Visiting the Alps has for a long time been on my bucket list. When I hear ‘The Alps’ I imagine an ocean of rocks, snow covered peaks to the horizon, the birthplace of mountain sports. After having seen a small part of the Austrian Alps now, I’m really impressed by the mountains themselves as well as by the man made structures. I’m not saying it’s necessarily a positive thing, but there are ski lifts, huts and hotels everywhere- very different from Scandinavia.
The whole concept of hiking seems to be so integrated in the culture. Walking up a mountains is not a recent, modern invention, which suits the purpose of excercising – all the local people, shepherds and farmers have been living with the mountains for centuries. My first observation when driving into the Alps from the direction of Munich was, how densely populated the area is and how the infrastructure is so developed. There are farms, hotels, stores, ski resorts, housing complexes and restaurants in every valley, national roads connecting all the valleys. Almost every mountain has a ski lift and some slopes on it, every bit of space is modified by humans.
It’s so different in Scandinavia, or even Portugal, where you often wonder how or where you could hike up a mountain – while in the Alps there are most probably several. very well marked, trails to the top, a gondola lift that can bring you up comfortably and a hut on top that serves hot meals and cold drinks. I usually don’t consider myself a purist, who only enjoys nature when it’s free from any human intervention, but in the Alps I felt how much I enjoy the Scandinavian mountain landscapes, where I can look around and see nothing but nature.
Hiking through the mountains and trying to spot the hut where I will maybe spend the night (or at least spend an hour indoors, away from the mosquitos), just sitting down and prepare lunch on my gas stove, meeting so few other hikers that you actually start a conversation with everyone I meet- those are parts of the outdoors experience that I really enjoy and that seem rather impossible in the Alps. On the other hand, it is of course a pleasure to easily access a spectacular peak or have a crispy schnitzel and a cold beer on top, sitting in front of a busy mountain restaurant.
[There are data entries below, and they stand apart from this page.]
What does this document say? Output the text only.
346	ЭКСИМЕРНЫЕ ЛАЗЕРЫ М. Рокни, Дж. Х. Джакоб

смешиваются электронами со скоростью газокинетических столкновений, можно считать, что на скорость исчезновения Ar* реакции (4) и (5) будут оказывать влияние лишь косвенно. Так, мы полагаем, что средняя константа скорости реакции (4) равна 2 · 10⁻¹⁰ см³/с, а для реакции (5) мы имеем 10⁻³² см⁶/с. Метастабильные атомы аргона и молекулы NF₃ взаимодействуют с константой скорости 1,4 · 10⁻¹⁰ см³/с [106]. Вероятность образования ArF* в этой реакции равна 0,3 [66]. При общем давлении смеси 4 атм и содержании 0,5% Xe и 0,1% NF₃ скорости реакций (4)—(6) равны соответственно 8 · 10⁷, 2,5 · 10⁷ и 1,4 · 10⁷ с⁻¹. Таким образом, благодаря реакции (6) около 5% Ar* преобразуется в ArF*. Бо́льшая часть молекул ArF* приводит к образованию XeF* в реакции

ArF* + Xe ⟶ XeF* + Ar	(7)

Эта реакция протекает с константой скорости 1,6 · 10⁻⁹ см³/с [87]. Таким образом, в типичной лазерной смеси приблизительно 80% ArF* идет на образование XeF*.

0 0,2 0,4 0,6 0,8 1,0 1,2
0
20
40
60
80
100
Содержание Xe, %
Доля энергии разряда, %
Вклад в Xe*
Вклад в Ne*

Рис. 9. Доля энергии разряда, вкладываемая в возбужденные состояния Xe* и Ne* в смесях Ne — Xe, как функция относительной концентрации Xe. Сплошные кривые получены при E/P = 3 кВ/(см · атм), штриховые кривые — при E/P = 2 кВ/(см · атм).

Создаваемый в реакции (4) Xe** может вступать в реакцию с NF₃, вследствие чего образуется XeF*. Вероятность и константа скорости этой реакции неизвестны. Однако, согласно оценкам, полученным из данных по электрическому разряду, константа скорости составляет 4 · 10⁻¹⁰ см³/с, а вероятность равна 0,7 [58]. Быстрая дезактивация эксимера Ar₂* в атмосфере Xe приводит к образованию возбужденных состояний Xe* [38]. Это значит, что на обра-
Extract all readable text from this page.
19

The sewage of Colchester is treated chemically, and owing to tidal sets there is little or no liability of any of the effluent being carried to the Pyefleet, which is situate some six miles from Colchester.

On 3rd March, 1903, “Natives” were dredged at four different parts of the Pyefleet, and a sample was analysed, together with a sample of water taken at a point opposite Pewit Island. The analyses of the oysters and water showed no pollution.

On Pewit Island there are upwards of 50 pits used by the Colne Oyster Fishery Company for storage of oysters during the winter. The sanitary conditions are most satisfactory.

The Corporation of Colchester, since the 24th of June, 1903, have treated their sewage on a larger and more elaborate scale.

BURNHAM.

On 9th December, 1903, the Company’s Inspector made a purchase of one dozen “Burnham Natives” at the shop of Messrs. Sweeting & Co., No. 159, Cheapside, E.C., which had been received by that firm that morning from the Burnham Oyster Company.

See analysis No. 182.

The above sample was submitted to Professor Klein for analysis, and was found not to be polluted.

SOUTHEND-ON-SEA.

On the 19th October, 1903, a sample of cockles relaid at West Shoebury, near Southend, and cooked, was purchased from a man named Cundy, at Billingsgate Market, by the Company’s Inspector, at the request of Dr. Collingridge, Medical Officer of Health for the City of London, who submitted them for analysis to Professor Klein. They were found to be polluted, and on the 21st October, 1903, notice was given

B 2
Of course, I have only spent a very brief time in the Alps and I have no right to judge the mountain range in it’s whole. The conclusion of my little trip is that I really enjoyed the views (and of course my company) and I can’t wait to come back and walk some more trails. At the same time I’m happy though that I will spend the summer hiking in Sweden and Norway, where there is so much space, emptyness and equally mesmerizing landscapes.